Review – Outback Homosexual Serial Killer
Dion Teasdale‘s Outback Homosexual Serial Killer attempts to take audiences on the journey of bank teller Devon Baxter’s descent into internalised madness, documenting his metamorphosis from a neurotic city dweller to an eccentric madman with sexually violent and homicidal tendencies, all set against the backdrop of outback Australia. This hour-long one man show includes send ups to iconic Australian films like Wolf Creek and Priscilla: Queen of the Desert, vintage projection slides, film and photographs taken from along the Sturt Highway and more. Audiences are confronted with the concepts of mental illness, the blurring of fantasy and reality, and a range of extreme emotion.

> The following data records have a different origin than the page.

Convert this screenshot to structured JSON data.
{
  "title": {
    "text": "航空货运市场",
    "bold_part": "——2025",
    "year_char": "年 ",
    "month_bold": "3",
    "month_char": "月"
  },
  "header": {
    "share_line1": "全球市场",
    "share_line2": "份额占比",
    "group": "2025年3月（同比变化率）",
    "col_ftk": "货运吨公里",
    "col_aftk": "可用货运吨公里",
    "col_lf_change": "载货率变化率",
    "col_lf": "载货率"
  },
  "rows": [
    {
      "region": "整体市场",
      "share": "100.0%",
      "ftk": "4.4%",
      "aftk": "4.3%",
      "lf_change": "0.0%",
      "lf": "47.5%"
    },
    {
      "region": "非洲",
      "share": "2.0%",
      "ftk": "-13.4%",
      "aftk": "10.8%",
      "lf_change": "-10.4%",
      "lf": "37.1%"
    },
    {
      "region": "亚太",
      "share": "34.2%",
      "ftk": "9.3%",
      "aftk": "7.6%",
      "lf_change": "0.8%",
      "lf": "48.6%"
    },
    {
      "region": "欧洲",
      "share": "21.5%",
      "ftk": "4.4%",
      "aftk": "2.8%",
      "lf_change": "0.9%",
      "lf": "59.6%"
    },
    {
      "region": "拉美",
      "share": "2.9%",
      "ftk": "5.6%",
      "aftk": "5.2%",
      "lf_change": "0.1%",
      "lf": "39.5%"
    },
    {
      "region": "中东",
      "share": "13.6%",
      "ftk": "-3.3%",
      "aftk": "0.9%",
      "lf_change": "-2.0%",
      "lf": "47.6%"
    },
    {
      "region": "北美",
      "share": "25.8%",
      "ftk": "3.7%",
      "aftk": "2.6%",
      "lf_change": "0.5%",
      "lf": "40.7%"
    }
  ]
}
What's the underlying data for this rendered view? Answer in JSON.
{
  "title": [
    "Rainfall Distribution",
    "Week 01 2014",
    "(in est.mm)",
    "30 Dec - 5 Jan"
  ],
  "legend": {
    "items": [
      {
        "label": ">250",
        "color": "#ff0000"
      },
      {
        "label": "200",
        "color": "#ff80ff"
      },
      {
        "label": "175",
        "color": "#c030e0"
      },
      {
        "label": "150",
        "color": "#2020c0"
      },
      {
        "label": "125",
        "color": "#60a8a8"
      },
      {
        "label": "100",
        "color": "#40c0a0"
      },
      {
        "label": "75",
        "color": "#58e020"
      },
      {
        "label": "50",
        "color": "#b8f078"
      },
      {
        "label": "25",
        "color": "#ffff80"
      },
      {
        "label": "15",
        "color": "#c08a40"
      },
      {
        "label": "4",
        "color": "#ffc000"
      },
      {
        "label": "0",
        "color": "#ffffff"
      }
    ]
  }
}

Unfortunately it’s all just too much to fit into one show. One minute Baxter is at desk receiving strange packages from an unknown woman, then he’s behind the wheel of, what we find out later, is a mysteriously-acquired ute inexplicably being driven through the outback. He attempts to draw comparisons between his emotional state and the outback landscape, but they just seem to fall short of the poignancy that he is clearly trying to express. Suddenly he’s dressed in leather gloves and aviator sunglasses in a homicidal rage, and just as you get a chance to work out whether or not he actually killed anyone, he’s dressed in a cheap wig and lipstick emulating Hugo Weaving. Despite the clear effort taken to create a sense psychological decay and a blur between reality and the depths of the characters imagination, it really just feels a bit messy.
There’s no doubt in my mind that Outback Homosexual Serial Killer was created from a place of genuine artistic vision. What Teasdale was trying to convey is unmistakably clear from beginning to end, but it just doesn’t really come across. Baxter’s cross-dressing tendencies and anxiety disorder seem to suggest that these are symptoms of madness, which could potentially be offensive to some audience members. I genuinely remained optimistic throughout the show that it would all come together, perhaps with a big twist that tied up all the loose ends. But as the screen went blank, and one audience member boldly took the chance of beginning to applaud, I felt that that moment just never came.